In that country, wherever twenty or more people might gather (busy intersections, parks, restaurants, stadiums, and so on) there is a hidden camera, programmed to go off at random times of the day and night. The tireless belletometrists at the Department of Aesthetic Compensation study these crowd scenes, scoring the face, dress, and comportment of everyone in them. The citizens who were photographed can go to the Department, and if they can be identified in the picture, they can claim a royalty, proportional to their score and the number of other people present. Similar programs reward the owners of attractive cars, houses, and speaking voices.

Since these rewards are paid out of general tax revenues, the plain citizens are effectively subsidizing the good-looking ones. The most beautiful of them all can live off the royalties from the Department, a practice that gives new meaning to the phrase “walk the streets for money”.

Ever since instituting this policy, Khazaristan’s tourism industry has boomed. In addition, its clinic for plastic surgery is the most highly regarded in the world. The clinic has two departments. One corrects the accidents of nature with face-lifts, nose jobs, liposuctions, and so forth. The other specializes in reconstructive surgery for acid burns, to help victims of the country’s most common violent crime.

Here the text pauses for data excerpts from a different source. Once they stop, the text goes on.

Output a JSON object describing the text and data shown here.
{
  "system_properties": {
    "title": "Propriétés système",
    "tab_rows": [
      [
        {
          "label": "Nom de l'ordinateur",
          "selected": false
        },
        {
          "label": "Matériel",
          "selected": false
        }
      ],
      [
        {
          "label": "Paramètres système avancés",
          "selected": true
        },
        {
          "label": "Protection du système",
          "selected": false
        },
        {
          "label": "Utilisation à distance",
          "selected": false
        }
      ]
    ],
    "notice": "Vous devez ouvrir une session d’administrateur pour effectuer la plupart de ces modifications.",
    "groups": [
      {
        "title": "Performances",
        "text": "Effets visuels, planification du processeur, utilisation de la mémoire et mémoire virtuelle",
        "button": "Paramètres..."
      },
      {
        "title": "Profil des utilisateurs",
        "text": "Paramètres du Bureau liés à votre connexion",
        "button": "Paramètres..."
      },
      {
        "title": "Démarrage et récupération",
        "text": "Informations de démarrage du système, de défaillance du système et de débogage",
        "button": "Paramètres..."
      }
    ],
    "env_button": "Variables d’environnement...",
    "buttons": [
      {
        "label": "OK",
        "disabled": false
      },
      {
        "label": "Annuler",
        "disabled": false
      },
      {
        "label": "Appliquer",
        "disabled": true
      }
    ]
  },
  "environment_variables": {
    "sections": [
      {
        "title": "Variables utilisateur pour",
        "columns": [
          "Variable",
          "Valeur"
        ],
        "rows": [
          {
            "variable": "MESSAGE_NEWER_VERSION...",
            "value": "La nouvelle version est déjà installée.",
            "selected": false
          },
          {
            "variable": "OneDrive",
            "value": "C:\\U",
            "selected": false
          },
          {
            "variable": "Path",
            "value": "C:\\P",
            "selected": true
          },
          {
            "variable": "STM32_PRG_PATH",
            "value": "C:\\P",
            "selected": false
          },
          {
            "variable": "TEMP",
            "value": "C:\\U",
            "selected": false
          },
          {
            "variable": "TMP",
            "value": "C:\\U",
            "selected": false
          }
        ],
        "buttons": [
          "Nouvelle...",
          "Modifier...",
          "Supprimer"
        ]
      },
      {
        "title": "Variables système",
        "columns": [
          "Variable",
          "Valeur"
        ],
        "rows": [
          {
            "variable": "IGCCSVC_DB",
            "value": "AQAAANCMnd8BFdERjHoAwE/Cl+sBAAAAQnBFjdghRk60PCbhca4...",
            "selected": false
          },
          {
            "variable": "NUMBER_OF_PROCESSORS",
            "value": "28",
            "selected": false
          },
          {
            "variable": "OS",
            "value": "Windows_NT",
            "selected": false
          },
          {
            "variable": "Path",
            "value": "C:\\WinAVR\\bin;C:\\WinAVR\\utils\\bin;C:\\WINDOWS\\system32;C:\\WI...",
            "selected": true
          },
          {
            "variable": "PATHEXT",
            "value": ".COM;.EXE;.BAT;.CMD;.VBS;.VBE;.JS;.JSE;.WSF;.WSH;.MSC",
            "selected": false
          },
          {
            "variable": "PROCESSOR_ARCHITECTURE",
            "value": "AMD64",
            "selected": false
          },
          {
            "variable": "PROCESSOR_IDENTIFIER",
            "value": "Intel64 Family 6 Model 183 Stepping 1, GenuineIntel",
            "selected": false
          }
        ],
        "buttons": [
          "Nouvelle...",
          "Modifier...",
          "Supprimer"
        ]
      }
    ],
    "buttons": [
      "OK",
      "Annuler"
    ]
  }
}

At the most recent meeting of the World Trade Organization, the Secretary of Aesthetic Compensation of Khazaristan, a former Miss Universe, attended a panel on cross-border intellectual property rights. After the US representative spoke about the social benefits of patent and copyright protection, and the need for all countries to cooperate on enforcing these rights, the Secretary rose to her feet. She spoke of the public benefit that beautiful people can perform for an ugly world, and challenged the other countries to follow Khazaristan’s example, and to ensure that alongside the catchy tune and the innovative drug, the handsome face get its due reward. When the US representative laughed, the Secretary excused herself from the meeting. Time and Newsweek ran photographs of the Secretary’s pouting face on their covers.